Looking After Your Skin in the Winter
Winter can be a great season for many, bringing with it the opportunity to spend time with family and friends and enjoy festivities. It has a certain spirit about it that’s uplifting, with holiday decorations lighting up the street, and it can be a great time to do some shopping with many stores having sales, not to mention the promise of getting gifts. However, for others it can be a dreaded season because of the effect it can have on your skin. The cold weather and being stuck inside with dry indoor heating causing dry air to draw moisture away from your skin, leaving it prone for a breakout. Added to that is a type of oil that the small glands of your skin produce called sebum, which is responsible for keeping your skin moist. Unfortunately, during winter your skin produces more sebum than necessary because of the dry conditions, which leads to your pores becoming clogged, causing a breakout. This is why having the same routine all year round is not a good idea, because your skin has different needs in winter. But fear not, there are some simple methods to help alleviate the burden your skin faces during this festive time of year.

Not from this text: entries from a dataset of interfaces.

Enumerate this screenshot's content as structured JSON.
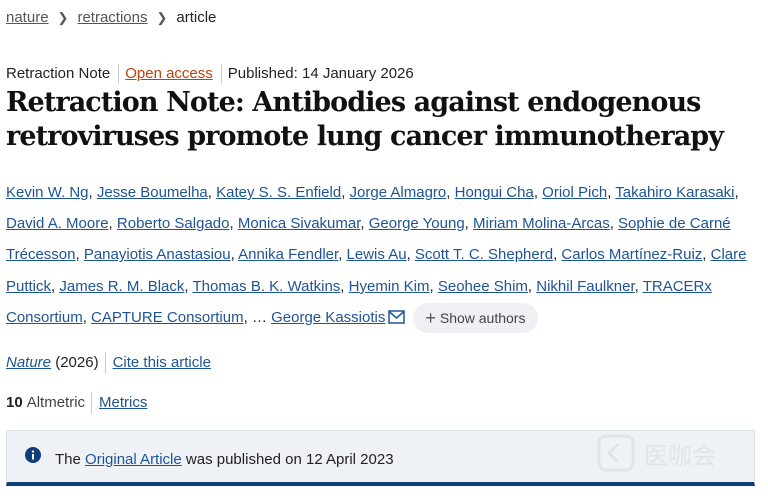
{
  "breadcrumb": {
    "items": [
      "nature",
      "retractions"
    ],
    "current": "article"
  },
  "meta": {
    "type": "Retraction Note",
    "access": "Open access",
    "published": "Published: 14 January 2026"
  },
  "title": "Retraction Note: Antibodies against endogenous retroviruses promote lung cancer immunotherapy",
  "authors": [
    "Kevin W. Ng",
    "Jesse Boumelha",
    "Katey S. S. Enfield",
    "Jorge Almagro",
    "Hongui Cha",
    "Oriol Pich",
    "Takahiro Karasaki",
    "David A. Moore",
    "Roberto Salgado",
    "Monica Sivakumar",
    "George Young",
    "Miriam Molina-Arcas",
    "Sophie de Carné Trécesson",
    "Panayiotis Anastasiou",
    "Annika Fendler",
    "Lewis Au",
    "Scott T. C. Shepherd",
    "Carlos Martínez-Ruiz",
    "Clare Puttick",
    "James R. M. Black",
    "Thomas B. K. Watkins",
    "Hyemin Kim",
    "Seohee Shim",
    "Nikhil Faulkner",
    "TRACERx Consortium",
    "CAPTURE Consortium"
  ],
  "authors_ellipsis": "…",
  "last_author": "George Kassiotis",
  "show_authors_label": "Show authors",
  "journal": {
    "name": "Nature",
    "year": "(2026)",
    "cite_label": "Cite this article"
  },
  "metrics": {
    "altmetric_value": "10",
    "altmetric_label": "Altmetric",
    "metrics_link": "Metrics"
  },
  "notice": {
    "prefix": "The",
    "link": "Original Article",
    "suffix": "was published on 12 April 2023"
  },
  "watermark": {
    "text": "医咖会"
  },
  "colors": {
    "link": "#1e5496",
    "open_access": "#c2410c",
    "notice_border": "#0f3d7a",
    "notice_bg": "#eef1f5"
  }
}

Since the cold weather and being inside with dry indoor heating causes dry air to draw moisture away from your skin, it is of utmost importance to moisturize whenever possible. You may be thinking that you already moisturize enough, but if your skin even threatens to look dry, moisturize more. When looking for a product to use for moisturizing, you should keep an eye out for any product that uses glycerin. Glycerin is often used to treat oily skin conditions like acne which cold weather causes, as well as being used to hydrate the skin and keep it nourished, which will ultimately prevent the acne from rearing its head. A product like this moisturizer from Misumi should do the trick, as not only does it moisturize your skin but acts as a sunscreen too, which is just as important during winter. Using the correct cleanser with the moisturizer you choose can help to yield great benefits. Remember to not skip that step on your skincare routine at the start or end of every day. Using a cleanser that contains vitamin E oil or jojoba oil can wonders if you are already suffering with dry skin, since they are non-comedogenic, which simply means they won’t block the pores on your skin.

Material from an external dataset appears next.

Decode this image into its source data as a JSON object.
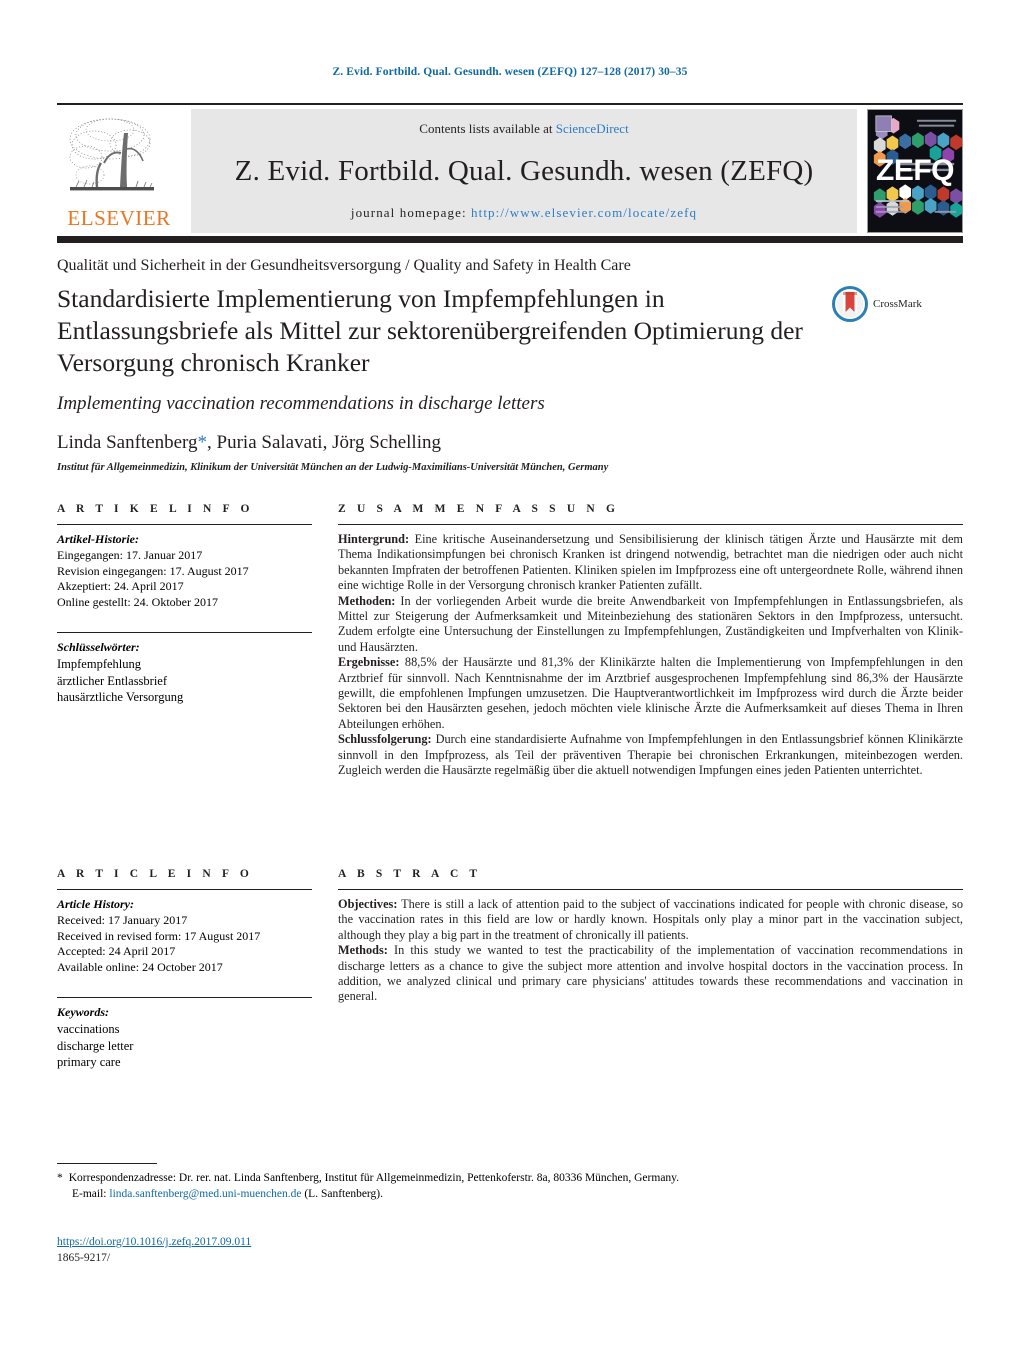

It’s easy to assume that dehydration only occurs during sweltering heat and in humid climates, but dehydration occurs in winter just the same. It seems as if it is easier to get dehydrated during winter as you depend on physical cues such as being thirsty to tell whether or not you need to drink water. This is unfortunately not the best way to tell as being thirsty doesn’t always equate to being dehydrated. This can also be due to not sweating as much and assuming that moisture is not being lost. Dehydration is especially not good for the skin, as it can lead to skin problems and disorders like psoriasis, eczema and dry skin, since it reduces your body’s ability to remove toxins through the skin. In addition to drinking water, you may want to also eat fruits and vegetables as they also help to keep you hydrated. If you’re extremely dehydrated, getting an IV treatment can replenish fluids quickly and help you feel better fast. To avoid an infusion reaction, make sure to get your IV with a licensed medical provider. Even though there is no evidence to suggest drinking extra water improves the quality of your skin, it is important to stay hydrated.
Cool down your shower
While the idea of showering in cold water during winter may seem like a horrifying prospect, there could be certain benefits to the skin. Hot water strips your skin of its natural oils, which is the exact reason why we use conditioner after we have washed our hair. You could try showering or bathing in lukewarm water, or if you must, try to limit your time in the shower and keep your bathing routine to 10-15 minutes. Soaps or shower gels that contain moisturizing agents can also help to reduce the burden of hot water on your skin during winter, and avoid entering a room with dry indoor heating as soon as you have showered.